Rock County has lots of new real estate development underway, steady unemployment and rising sales tax collections, according to the Rock Ready Index third quarter report.
“Things are continually moving in the right direction in terms of area economic indicators,” said Rock County Development Manager James Otterstein.
Otterstein said Rock County unemployment is steady at 3.5%, lower than the national rate of 3.7% and a bit higher than the state rate of 3.1%.
Health care and logistics-related openings represented more than 40% of the job postings during the quarter, Otterstein said.
Home prices continued to increase. New benchmark averages were set during the quarter for median ($174,653) and average sale ($187,220) prices. The average sale price gain was about 3% above the previous quarter and nearly 8% more than a year ago. When compared to the same time frame in 2017, the third-quarter average sale price was approximately 18% higher.
Otterstein said higher prices are better for sellers, but he noted it can be challenging for people with limited income to find affordable housing. With a housing shortage, people often live in other areas and commute into the county.
More housing is becoming available.
With nearly 200 permits for new single-family construction and various multi-family projects announced, he said the area’s housing inventory is slowly being restocked.
Apartment developments in Beloit, Janesville and Milton are slated to add approximately 700 units by 2024. In Beloit, a 70-unit apartment development is planned on the site of the former Kerry building on West Grand Avenue, and in downtown Janesville a 93-unit apartment development called River Flats is planned.

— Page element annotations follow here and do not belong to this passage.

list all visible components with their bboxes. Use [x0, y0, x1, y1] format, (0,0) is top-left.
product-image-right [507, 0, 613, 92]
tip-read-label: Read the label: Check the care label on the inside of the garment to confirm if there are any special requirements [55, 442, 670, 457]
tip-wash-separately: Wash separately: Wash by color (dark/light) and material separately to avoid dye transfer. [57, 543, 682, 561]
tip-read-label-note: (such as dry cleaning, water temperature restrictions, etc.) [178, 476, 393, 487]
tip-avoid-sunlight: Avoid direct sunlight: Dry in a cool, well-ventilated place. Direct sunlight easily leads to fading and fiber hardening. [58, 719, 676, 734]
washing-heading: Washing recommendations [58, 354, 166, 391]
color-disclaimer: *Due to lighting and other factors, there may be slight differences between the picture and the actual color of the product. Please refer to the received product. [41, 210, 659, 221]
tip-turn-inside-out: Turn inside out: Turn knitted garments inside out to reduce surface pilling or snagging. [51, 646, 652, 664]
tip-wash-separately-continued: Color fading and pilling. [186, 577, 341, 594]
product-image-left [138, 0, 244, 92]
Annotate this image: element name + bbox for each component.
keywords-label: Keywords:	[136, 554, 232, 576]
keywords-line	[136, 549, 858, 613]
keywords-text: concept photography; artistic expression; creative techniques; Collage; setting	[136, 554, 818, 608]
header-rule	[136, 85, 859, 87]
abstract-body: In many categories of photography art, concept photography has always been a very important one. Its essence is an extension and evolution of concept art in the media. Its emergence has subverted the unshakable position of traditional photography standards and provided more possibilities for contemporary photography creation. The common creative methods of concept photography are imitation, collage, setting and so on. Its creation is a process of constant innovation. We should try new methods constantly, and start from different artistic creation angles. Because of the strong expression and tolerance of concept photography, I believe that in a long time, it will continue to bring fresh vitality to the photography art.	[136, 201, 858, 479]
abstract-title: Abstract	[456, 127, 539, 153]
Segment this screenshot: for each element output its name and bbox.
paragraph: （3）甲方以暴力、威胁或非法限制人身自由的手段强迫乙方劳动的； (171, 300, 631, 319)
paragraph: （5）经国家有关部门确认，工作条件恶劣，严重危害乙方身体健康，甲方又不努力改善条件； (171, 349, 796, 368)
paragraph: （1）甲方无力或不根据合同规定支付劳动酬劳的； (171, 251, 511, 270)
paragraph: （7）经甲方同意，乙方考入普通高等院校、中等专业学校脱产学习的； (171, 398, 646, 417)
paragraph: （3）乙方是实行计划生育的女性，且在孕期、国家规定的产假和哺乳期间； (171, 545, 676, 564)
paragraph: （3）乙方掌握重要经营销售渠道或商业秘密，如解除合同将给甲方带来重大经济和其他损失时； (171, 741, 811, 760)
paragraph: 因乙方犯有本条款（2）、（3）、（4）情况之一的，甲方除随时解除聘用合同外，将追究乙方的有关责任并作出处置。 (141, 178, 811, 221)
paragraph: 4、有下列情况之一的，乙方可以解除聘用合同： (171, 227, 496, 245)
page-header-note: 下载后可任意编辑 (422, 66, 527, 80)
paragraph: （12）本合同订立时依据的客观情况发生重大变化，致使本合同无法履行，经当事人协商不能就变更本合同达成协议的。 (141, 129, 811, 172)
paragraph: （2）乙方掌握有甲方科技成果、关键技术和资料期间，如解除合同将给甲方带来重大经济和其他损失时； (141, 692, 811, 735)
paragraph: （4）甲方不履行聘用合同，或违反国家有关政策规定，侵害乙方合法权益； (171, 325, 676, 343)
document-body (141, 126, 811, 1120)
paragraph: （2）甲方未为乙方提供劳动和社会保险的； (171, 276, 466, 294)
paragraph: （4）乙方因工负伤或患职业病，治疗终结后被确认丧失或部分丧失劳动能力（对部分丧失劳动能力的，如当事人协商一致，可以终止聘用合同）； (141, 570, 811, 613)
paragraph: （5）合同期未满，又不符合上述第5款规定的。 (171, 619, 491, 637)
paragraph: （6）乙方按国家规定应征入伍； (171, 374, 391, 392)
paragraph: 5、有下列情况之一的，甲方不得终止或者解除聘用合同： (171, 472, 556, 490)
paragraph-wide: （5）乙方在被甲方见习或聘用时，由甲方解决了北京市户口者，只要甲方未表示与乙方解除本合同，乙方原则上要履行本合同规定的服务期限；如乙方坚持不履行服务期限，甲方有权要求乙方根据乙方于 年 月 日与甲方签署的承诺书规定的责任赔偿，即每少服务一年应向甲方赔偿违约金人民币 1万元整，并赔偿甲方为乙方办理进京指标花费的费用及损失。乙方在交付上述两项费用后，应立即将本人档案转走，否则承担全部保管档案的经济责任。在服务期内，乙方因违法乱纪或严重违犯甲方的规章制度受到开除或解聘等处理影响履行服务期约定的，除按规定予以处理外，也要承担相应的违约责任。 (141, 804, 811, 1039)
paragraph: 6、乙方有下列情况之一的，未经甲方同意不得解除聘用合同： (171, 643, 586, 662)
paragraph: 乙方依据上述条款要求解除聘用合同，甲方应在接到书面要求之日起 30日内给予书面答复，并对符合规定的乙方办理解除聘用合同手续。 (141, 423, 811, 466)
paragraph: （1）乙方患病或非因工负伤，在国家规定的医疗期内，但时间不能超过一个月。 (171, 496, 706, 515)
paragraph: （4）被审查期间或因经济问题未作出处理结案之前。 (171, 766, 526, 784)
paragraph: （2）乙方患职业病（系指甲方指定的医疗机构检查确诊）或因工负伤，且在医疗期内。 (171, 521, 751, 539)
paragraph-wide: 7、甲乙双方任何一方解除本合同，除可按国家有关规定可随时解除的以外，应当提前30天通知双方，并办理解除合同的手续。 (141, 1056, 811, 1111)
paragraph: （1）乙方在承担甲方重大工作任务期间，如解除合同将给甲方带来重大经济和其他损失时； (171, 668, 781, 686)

“That is welcome news for not only employers trying to find housing when recruiting but also for others in our community who are looking to scale down or adjust their current housing situation,” Otterstein said. “The housing supply is starting to build back the inventory depleted over the past six to 10 years.”
Sales tax collections continue to rise, which Otterstein called an important economic indicator.
“If folks are feeling confident with personal income, invariably they will spend more locally,” Otterstein said.
The previous sales tax high was $10.39 million in 2008. It took until 2013 for that number to be exceeded at $10.66 million. Every year since, those numbers have continued to rise.
“This year, even with a full quarter remaining, Rock County will be pushing close to $15 million in sales tax collections by the end of the year. It would be a record for the county,” Otterstein said.